Anyway, it's been causing problems; for some reason it doesn't run on a lot of redhat boxen. An odd problem that I'm looking into, I haven't had it fail on my box in a long time. I suppose it's for the better, giving it the trial by fire. Who knows ;)

gst-editor

It actually runs pipelines now, and can do many neat things. Still some bugs to work out, though...

15 Jun 2002 (updated 15 Jun 2002 at 19:14 UTC) »

gst-editor

Lately I've been working on GStreamer's graphical pipeline editor. It was bitrotten for over a year, and I'm bringing it up to speed with Gnome 2 and current GStreamer. It's a classical boxes-and-wires editor with a canvas, similar to pd, glame, amsynth, alsa modular synth, spiral synth modular, etc -- but with a few differences. First, the underlying pipeline technology is already in place, it's just a question of UI hacking. Second, it can handle many media types, as many as GStreamer can. Also, it's a Gnome app, that I hope can be made very usable and intuitive.

Anyway, I've been working on it recently. It still can't connect elements, but here's a current screenshot -- the property view/control is fully MT-safe and MVC-designed which is nice. I'm saying all this because this is a great project, with lots of possibilities, and I could use some help.

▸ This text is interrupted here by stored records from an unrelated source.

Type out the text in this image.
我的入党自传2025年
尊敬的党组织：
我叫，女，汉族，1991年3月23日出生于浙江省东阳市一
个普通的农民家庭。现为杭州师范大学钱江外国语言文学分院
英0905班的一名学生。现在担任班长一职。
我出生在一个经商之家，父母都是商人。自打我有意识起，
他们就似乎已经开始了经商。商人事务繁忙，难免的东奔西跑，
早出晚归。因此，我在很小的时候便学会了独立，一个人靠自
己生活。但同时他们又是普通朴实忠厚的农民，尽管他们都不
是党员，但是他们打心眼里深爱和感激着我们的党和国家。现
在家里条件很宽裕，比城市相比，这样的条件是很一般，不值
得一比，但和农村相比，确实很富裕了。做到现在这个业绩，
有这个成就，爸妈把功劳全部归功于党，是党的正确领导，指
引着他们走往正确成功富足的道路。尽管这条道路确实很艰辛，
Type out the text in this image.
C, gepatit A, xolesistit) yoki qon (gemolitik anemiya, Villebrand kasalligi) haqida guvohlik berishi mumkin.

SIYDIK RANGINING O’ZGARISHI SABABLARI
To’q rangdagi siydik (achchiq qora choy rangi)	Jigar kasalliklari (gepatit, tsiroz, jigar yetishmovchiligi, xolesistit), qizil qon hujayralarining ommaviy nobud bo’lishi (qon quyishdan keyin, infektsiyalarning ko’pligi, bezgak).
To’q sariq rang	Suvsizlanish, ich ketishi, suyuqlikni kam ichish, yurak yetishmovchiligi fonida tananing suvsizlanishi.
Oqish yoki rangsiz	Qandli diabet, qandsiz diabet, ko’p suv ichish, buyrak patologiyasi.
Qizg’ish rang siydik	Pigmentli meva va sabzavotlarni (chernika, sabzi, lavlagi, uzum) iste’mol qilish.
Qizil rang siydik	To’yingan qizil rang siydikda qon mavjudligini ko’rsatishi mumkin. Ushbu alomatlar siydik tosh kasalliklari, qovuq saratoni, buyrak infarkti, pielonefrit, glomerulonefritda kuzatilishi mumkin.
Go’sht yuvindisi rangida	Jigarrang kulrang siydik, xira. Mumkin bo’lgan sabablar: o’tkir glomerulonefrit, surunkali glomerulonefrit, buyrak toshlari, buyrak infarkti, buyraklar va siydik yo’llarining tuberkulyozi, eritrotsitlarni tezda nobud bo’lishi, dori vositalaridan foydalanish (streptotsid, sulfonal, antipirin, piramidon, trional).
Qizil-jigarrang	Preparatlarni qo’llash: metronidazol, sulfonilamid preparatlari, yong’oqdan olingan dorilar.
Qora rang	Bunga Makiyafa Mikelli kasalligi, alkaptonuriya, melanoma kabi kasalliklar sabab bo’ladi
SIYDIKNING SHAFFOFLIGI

I can get it done on my own, but it's an easy project to get started with, with lots of positive feedback.

Just to mention a few of the possible applications of the editor:

  • Graphically construct pipelines for testing before coding them in C
  • Save pipelies to XML and load them up in applications, à la libglade
  • Add a command line option to GStreamer that would dlopen the editor libraries, if possible, and display a canvas that could view and control the pipelines of *any* GStreamer app, in real-time (an idea of thomasvs)

Those are just some of the more exciting possibilities. So if you're looking for a project to hack a bit on, any help would certainly be appreciated.